Signature Travel Network writer and Huffington Post columnist Jean Newman Glock notes that Egypt's cultural tourism trade is worth $10 to every $1 spent by tourists whose travel focuses on Egypt's Red Sea resorts. As a result, she says, "Egypt is hoping those interested in exploring their antiquities will return, in great numbers, soon."

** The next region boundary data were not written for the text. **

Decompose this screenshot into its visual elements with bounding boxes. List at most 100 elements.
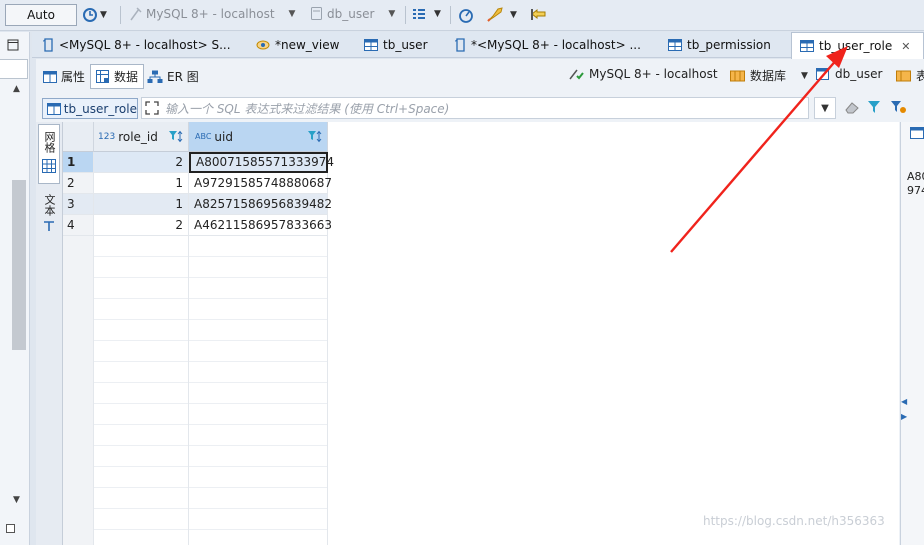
tab-label: *new_view — [275, 38, 340, 52]
breadcrumb-database-label: 数据库 — [750, 69, 787, 83]
filter-icon[interactable] — [867, 100, 883, 114]
commit-mode-button[interactable] — [529, 6, 549, 23]
tab-tb-user[interactable]: tb_user — [356, 32, 428, 58]
cell-role-id[interactable]: 2 — [94, 152, 189, 173]
tab-sql-script-1[interactable]: <MySQL 8+ - localhost> S... — [34, 32, 231, 58]
cell-uid[interactable]: A46211586957833663 — [189, 215, 332, 236]
subtab-er-diagram[interactable]: ER 图 — [142, 64, 204, 89]
active-table-chip[interactable]: tb_user_role — [42, 98, 138, 119]
gauge-icon — [459, 9, 473, 23]
chevron-down-icon: ▼ — [821, 102, 829, 114]
filter-history-dropdown[interactable]: ▼ — [814, 97, 836, 119]
subtab-data[interactable]: 数据 — [90, 64, 145, 89]
tab-sql-script-2[interactable]: *<MySQL 8+ - localhost> ... — [446, 32, 641, 58]
chevron-down-icon: ▼ — [510, 9, 517, 20]
value-preview: A80 974 — [907, 170, 924, 198]
row-number[interactable]: 1 — [63, 152, 94, 173]
tab-grid-view[interactable]: 网格 — [38, 124, 60, 184]
database-selector[interactable]: db_user ▼ — [310, 6, 395, 21]
cell-uid[interactable]: A97291585748880687 — [189, 173, 332, 194]
row-number[interactable]: 3 — [63, 194, 94, 215]
connection-selector[interactable]: MySQL 8+ - localhost ▼ — [128, 6, 295, 22]
chevron-down-icon: ▼ — [288, 9, 296, 19]
tab-tb-user-role[interactable]: tb_user_role ✕ — [791, 32, 924, 59]
cell-role-id[interactable]: 1 — [94, 194, 189, 215]
subtab-properties[interactable]: 属性 — [38, 64, 90, 89]
breadcrumb-schema[interactable]: db_user — [816, 67, 882, 81]
subtab-label: 数据 — [114, 70, 139, 84]
tab-label: tb_permission — [687, 38, 771, 52]
breadcrumb-connection-label: MySQL 8+ - localhost — [589, 67, 718, 81]
tab-tb-permission[interactable]: tb_permission — [660, 32, 771, 58]
panel-restore-button[interactable] — [7, 39, 19, 51]
schema-button[interactable]: ▼ — [412, 7, 441, 21]
filter-input[interactable]: 输入一个 SQL 表达式来过滤结果 (使用 Ctrl+Space) — [141, 97, 809, 119]
search-field[interactable] — [0, 59, 28, 79]
separator — [450, 6, 451, 24]
tab-label: tb_user — [383, 38, 428, 52]
subtab-label: ER 图 — [167, 70, 199, 84]
transaction-mode-combo[interactable]: Auto — [5, 4, 77, 26]
text-icon — [44, 221, 54, 231]
row-number[interactable]: 4 — [63, 215, 94, 236]
text-view-label: 文本 — [43, 194, 56, 216]
history-icon — [83, 8, 97, 22]
table-icon — [800, 40, 814, 52]
tab-new-view[interactable]: *new_view — [248, 32, 339, 58]
chevron-down-icon: ▼ — [388, 8, 396, 19]
scrollbar-thumb[interactable] — [12, 180, 26, 350]
database-folder-icon — [730, 70, 745, 82]
er-diagram-icon — [147, 70, 163, 83]
subtab-label: 属性 — [61, 70, 86, 84]
row-number[interactable]: 2 — [63, 173, 94, 194]
grid-icon — [42, 159, 56, 173]
breadcrumb-database[interactable]: 数据库 ▼ — [730, 67, 808, 84]
column-divider — [188, 236, 189, 545]
restore-window-icon — [7, 39, 19, 51]
main-toolbar: Auto ▼ MySQL 8+ - localhost ▼ db_user ▼ … — [0, 0, 924, 31]
scroll-up-icon[interactable]: ▲ — [13, 84, 20, 94]
collapse-left-icon[interactable]: ◀ — [901, 397, 907, 406]
grid-corner — [63, 122, 94, 152]
connection-check-icon — [569, 69, 584, 80]
tools-button[interactable]: ▼ — [486, 6, 517, 23]
cell-role-id[interactable]: 1 — [94, 173, 189, 194]
database-label: db_user — [327, 6, 375, 21]
history-button[interactable]: ▼ — [82, 7, 107, 23]
dashboard-button[interactable] — [458, 7, 474, 23]
value-panel: A80 974 ◀ ▶ — [900, 122, 924, 545]
connection-plug-icon — [130, 7, 142, 21]
cell-uid-selected[interactable]: A80071585571333974 — [189, 152, 334, 173]
chevron-down-icon: ▼ — [100, 10, 107, 20]
breadcrumb-tables[interactable]: 表 — [896, 67, 924, 84]
tab-label: *<MySQL 8+ - localhost> ... — [471, 38, 641, 52]
sql-script-icon — [42, 38, 53, 52]
numeric-type-icon: 123 — [98, 131, 116, 142]
eraser-icon[interactable] — [844, 100, 860, 114]
cell-role-id[interactable]: 2 — [94, 215, 189, 236]
tab-text-view[interactable]: 文本 — [39, 194, 59, 232]
database-icon — [311, 7, 322, 20]
column-header-role-id[interactable]: 123 role_id — [94, 122, 189, 152]
close-icon[interactable]: ✕ — [901, 40, 910, 53]
table-icon — [43, 70, 57, 83]
tables-folder-icon — [896, 70, 911, 82]
breadcrumb-connection[interactable]: MySQL 8+ - localhost — [568, 67, 718, 81]
minimize-icon[interactable] — [6, 524, 15, 533]
sort-filter-icon[interactable] — [307, 130, 323, 143]
sort-filter-icon[interactable] — [168, 130, 184, 143]
value-line: A80 — [907, 170, 924, 183]
cell-uid[interactable]: A82571586956839482 — [189, 194, 332, 215]
panel-table-icon[interactable] — [910, 127, 924, 139]
expand-icon[interactable] — [145, 101, 159, 115]
filter-settings-icon[interactable] — [890, 100, 906, 114]
column-header-uid[interactable]: ABC uid — [189, 122, 328, 152]
expand-right-icon[interactable]: ▶ — [901, 412, 907, 421]
scroll-down-icon[interactable]: ▼ — [13, 495, 20, 505]
separator — [120, 6, 121, 24]
column-name: role_id — [118, 129, 158, 144]
grid-view-label: 网格 — [43, 131, 56, 153]
column-divider — [327, 236, 328, 545]
value-line: 974 — [907, 184, 924, 197]
results-grid: 123 role_id ABC uid 1 2 A800715855713339… — [62, 122, 899, 545]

According to the Huffington Post's Deborah Lehr;

Before the Arab Spring, tourism accounted for approximately 11 percent of the country's GDP and was a significant job creator in the economy. In the aftermath of the 2011 Revolution, tourism dropped dramatically to 6.7 percent of GDP. Foreign travelers have stayed away during the political turmoil of the past three years. The breakdown in the security infrastructure also led to a massive increase in looting at archaeological sites -- a devastating loss of irreplaceable cultural material. In the months since General el-Sisi has taken power, Egypt has been slowly rebuilding its reputation as a safe destination for the world's adventurers.

==Initiatives==

According to industry representatives, the government, "recently [2014] announced a master plan to attract 25 million tourists by 2020". The plan includes dedicated online and traditional marketing strategies focused on assuring prospective tourists that cultural tourism centres are safe following the Arab Spring and Egyptian Revolution of 2011.

In 2015, a conglomeration which includes the Egyptian Government signed an agreement with French company Prism to create a sound and light show encompassing the Giza Necropolis pyramids and the nearby Great Sphinx of Giza. The pyramids served as the site of the first African son et lumière in 1961.